The quantum Rabi model is the basic model for understanding decoherence of a Q-bit that is coupled to a bath, and hence, a basic model for the technical foundations of quantum computing [P6,P7]. By exploiting a recent exact solution of the static system, we established several dynamical properties, amonth others, Schroedinger-cat like states that show particular robustness towards decoherence. With D. Braak.
During studies, I focused on emergent properties of quantum-many body systems and their applications. Using a phenomenological theory of superconductivity (Bogoliubov de Gennes), we showed how grain boundaries and strong correlations affect high-temperature superconductivity [P5]. With T. Kopp.
Collapse and revival oscillations and coherent expansions have been suggested for realizing matter-wave lasers. The following two projects [P2,P4] provided first in-depth models in one- and two-dimensional lattices. With M. Rigol.

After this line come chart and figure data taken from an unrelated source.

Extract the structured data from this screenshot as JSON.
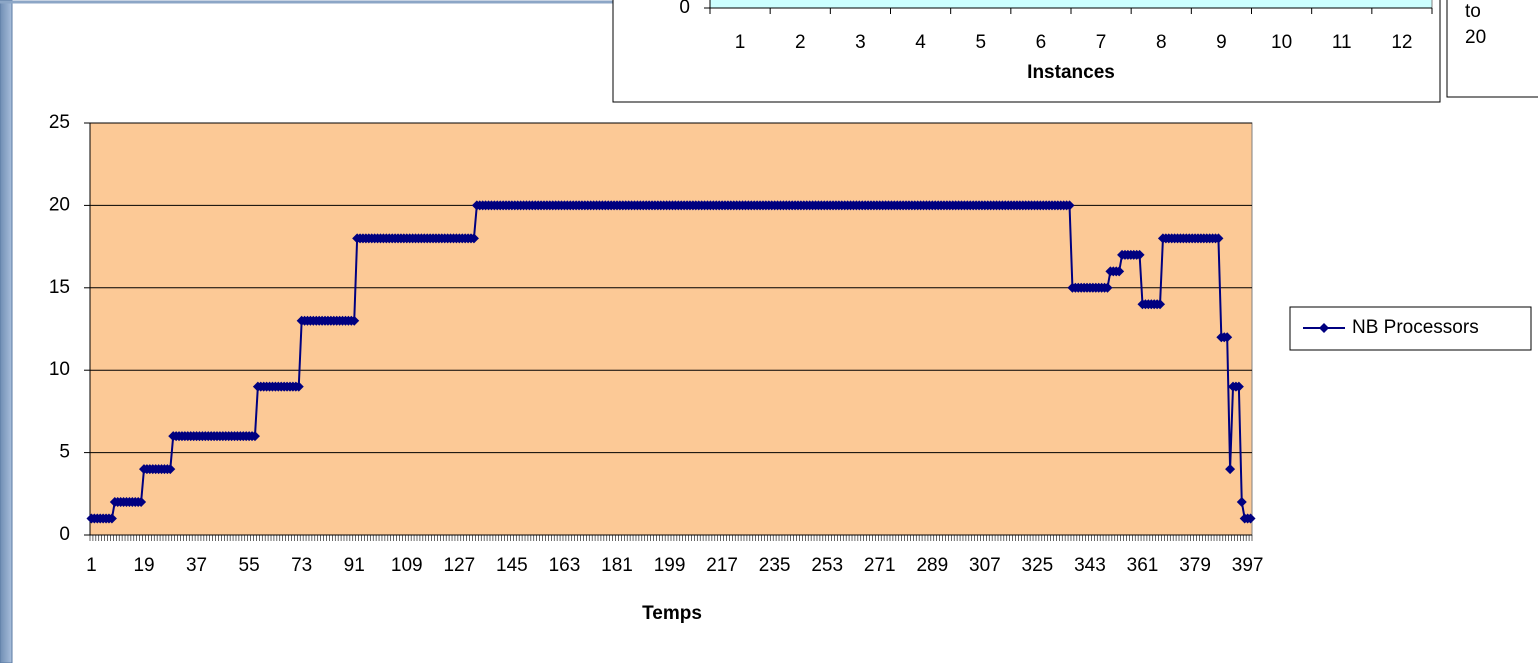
{
  "chart_data": [
    {
      "type": "line",
      "x_label": "Temps",
      "categories": [
        1,
        null,
        null,
        null,
        null,
        null,
        null,
        null,
        null,
        null,
        null,
        null,
        null,
        null,
        null,
        null,
        null,
        null,
        19,
        null,
        null,
        null,
        null,
        null,
        null,
        null,
        null,
        null,
        null,
        null,
        null,
        null,
        null,
        null,
        null,
        null,
        37,
        null,
        null,
        null,
        null,
        null,
        null,
        null,
        null,
        null,
        null,
        null,
        null,
        null,
        null,
        null,
        null,
        null,
        55,
        null,
        null,
        null,
        null,
        null,
        null,
        null,
        null,
        null,
        null,
        null,
        null,
        null,
        null,
        null,
        null,
        null,
        73,
        null,
        null,
        null,
        null,
        null,
        null,
        null,
        null,
        null,
        null,
        null,
        null,
        null,
        null,
        null,
        null,
        null,
        91,
        null,
        null,
        null,
        null,
        null,
        null,
        null,
        null,
        null,
        null,
        null,
        null,
        null,
        null,
        null,
        null,
        null,
        109,
        null,
        null,
        null,
        null,
        null,
        null,
        null,
        null,
        null,
        null,
        null,
        null,
        null,
        null,
        null,
        null,
        null,
        127,
        null,
        null,
        null,
        null,
        null,
        null,
        null,
        null,
        null,
        null,
        null,
        null,
        null,
        null,
        null,
        null,
        null,
        145,
        null,
        null,
        null,
        null,
        null,
        null,
        null,
        null,
        null,
        null,
        null,
        null,
        null,
        null,
        null,
        null,
        null,
        163,
        null,
        null,
        null,
        null,
        null,
        null,
        null,
        null,
        null,
        null,
        null,
        null,
        null,
        null,
        null,
        null,
        null,
        181,
        null,
        null,
        null,
        null,
        null,
        null,
        null,
        null,
        null,
        null,
        null,
        null,
        null,
        null,
        null,
        null,
        null,
        199,
        null,
        null,
        null,
        null,
        null,
        null,
        null,
        null,
        null,
        null,
        null,
        null,
        null,
        null,
        null,
        null,
        null,
        217,
        null,
        null,
        null,
        null,
        null,
        null,
        null,
        null,
        null,
        null,
        null,
        null,
        null,
        null,
        null,
        null,
        null,
        235,
        null,
        null,
        null,
        null,
        null,
        null,
        null,
        null,
        null,
        null,
        null,
        null,
        null,
        null,
        null,
        null,
        null,
        253,
        null,
        null,
        null,
        null,
        null,
        null,
        null,
        null,
        null,
        null,
        null,
        null,
        null,
        null,
        null,
        null,
        null,
        271,
        null,
        null,
        null,
        null,
        null,
        null,
        null,
        null,
        null,
        null,
        null,
        null,
        null,
        null,
        null,
        null,
        null,
        289,
        null,
        null,
        null,
        null,
        null,
        null,
        null,
        null,
        null,
        null,
        null,
        null,
        null,
        null,
        null,
        null,
        null,
        307,
        null,
        null,
        null,
        null,
        null,
        null,
        null,
        null,
        null,
        null,
        null,
        null,
        null,
        null,
        null,
        null,
        null,
        325,
        null,
        null,
        null,
        null,
        null,
        null,
        null,
        null,
        null,
        null,
        null,
        null,
        null,
        null,
        null,
        null,
        null,
        343,
        null,
        null,
        null,
        null,
        null,
        null,
        null,
        null,
        null,
        null,
        null,
        null,
        null,
        null,
        null,
        null,
        null,
        361,
        null,
        null,
        null,
        null,
        null,
        null,
        null,
        null,
        null,
        null,
        null,
        null,
        null,
        null,
        null,
        null,
        null,
        379,
        null,
        null,
        null,
        null,
        null,
        null,
        null,
        null,
        null,
        null,
        null,
        null,
        null,
        null,
        null,
        null,
        null,
        397,
        null
      ],
      "series": [
        {
          "name": "NB Processors",
          "color": "#000080",
          "values": [
            1,
            1,
            1,
            1,
            1,
            1,
            1,
            1,
            2,
            2,
            2,
            2,
            2,
            2,
            2,
            2,
            2,
            2,
            4,
            4,
            4,
            4,
            4,
            4,
            4,
            4,
            4,
            4,
            6,
            6,
            6,
            6,
            6,
            6,
            6,
            6,
            6,
            6,
            6,
            6,
            6,
            6,
            6,
            6,
            6,
            6,
            6,
            6,
            6,
            6,
            6,
            6,
            6,
            6,
            6,
            6,
            6,
            9,
            9,
            9,
            9,
            9,
            9,
            9,
            9,
            9,
            9,
            9,
            9,
            9,
            9,
            9,
            13,
            13,
            13,
            13,
            13,
            13,
            13,
            13,
            13,
            13,
            13,
            13,
            13,
            13,
            13,
            13,
            13,
            13,
            13,
            18,
            18,
            18,
            18,
            18,
            18,
            18,
            18,
            18,
            18,
            18,
            18,
            18,
            18,
            18,
            18,
            18,
            18,
            18,
            18,
            18,
            18,
            18,
            18,
            18,
            18,
            18,
            18,
            18,
            18,
            18,
            18,
            18,
            18,
            18,
            18,
            18,
            18,
            18,
            18,
            18,
            20,
            20,
            20,
            20,
            20,
            20,
            20,
            20,
            20,
            20,
            20,
            20,
            20,
            20,
            20,
            20,
            20,
            20,
            20,
            20,
            20,
            20,
            20,
            20,
            20,
            20,
            20,
            20,
            20,
            20,
            20,
            20,
            20,
            20,
            20,
            20,
            20,
            20,
            20,
            20,
            20,
            20,
            20,
            20,
            20,
            20,
            20,
            20,
            20,
            20,
            20,
            20,
            20,
            20,
            20,
            20,
            20,
            20,
            20,
            20,
            20,
            20,
            20,
            20,
            20,
            20,
            20,
            20,
            20,
            20,
            20,
            20,
            20,
            20,
            20,
            20,
            20,
            20,
            20,
            20,
            20,
            20,
            20,
            20,
            20,
            20,
            20,
            20,
            20,
            20,
            20,
            20,
            20,
            20,
            20,
            20,
            20,
            20,
            20,
            20,
            20,
            20,
            20,
            20,
            20,
            20,
            20,
            20,
            20,
            20,
            20,
            20,
            20,
            20,
            20,
            20,
            20,
            20,
            20,
            20,
            20,
            20,
            20,
            20,
            20,
            20,
            20,
            20,
            20,
            20,
            20,
            20,
            20,
            20,
            20,
            20,
            20,
            20,
            20,
            20,
            20,
            20,
            20,
            20,
            20,
            20,
            20,
            20,
            20,
            20,
            20,
            20,
            20,
            20,
            20,
            20,
            20,
            20,
            20,
            20,
            20,
            20,
            20,
            20,
            20,
            20,
            20,
            20,
            20,
            20,
            20,
            20,
            20,
            20,
            20,
            20,
            20,
            20,
            20,
            20,
            20,
            20,
            20,
            20,
            20,
            20,
            20,
            20,
            20,
            20,
            20,
            20,
            20,
            20,
            20,
            20,
            20,
            20,
            20,
            20,
            20,
            20,
            20,
            20,
            15,
            15,
            15,
            15,
            15,
            15,
            15,
            15,
            15,
            15,
            15,
            15,
            15,
            16,
            16,
            16,
            16,
            17,
            17,
            17,
            17,
            17,
            17,
            17,
            14,
            14,
            14,
            14,
            14,
            14,
            14,
            18,
            18,
            18,
            18,
            18,
            18,
            18,
            18,
            18,
            18,
            18,
            18,
            18,
            18,
            18,
            18,
            18,
            18,
            18,
            18,
            12,
            12,
            12,
            4,
            9,
            9,
            9,
            2,
            1,
            1,
            1
          ]
        }
      ],
      "ylim": [
        0,
        25
      ],
      "yticks": [
        0,
        5,
        10,
        15,
        20,
        25
      ],
      "grid": true,
      "plot_color": "#fcc996",
      "legend": "right"
    },
    {
      "type": "line",
      "x_label": "Instances",
      "categories": [
        1,
        2,
        3,
        4,
        5,
        6,
        7,
        8,
        9,
        10,
        11,
        12
      ],
      "yticks": [
        0
      ],
      "plot_color": "#ccffff",
      "legend_text": [
        "to",
        "20"
      ]
    }
  ]
}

We investigated the non-equilibrium behavior of quantum many-body systems [P1-P4], in particular, the fundamental problem of how such systems transition from an excited state to equilibrium. This happens through chaotic dynamics in the classical case, but is an active area of research in the quantum case. We showed that the transition proceeds through an intermediate, prethermalized, plateau for which we developed a statistical theory. I contributed the central analytical calculation [T1] to the highly cited paper [P3] during a summer lab project. With M. Kollar.
During high school, I tried to gain a better understanding of how philosophical and political ideas stimulate change in society and culture. In my thesis, I investigated why J.-P. Sartre publicly supported the German terrorist group RAF upon his visit in Stammheim in 1974 [O1]. For more context, see Der Spiegel (2013).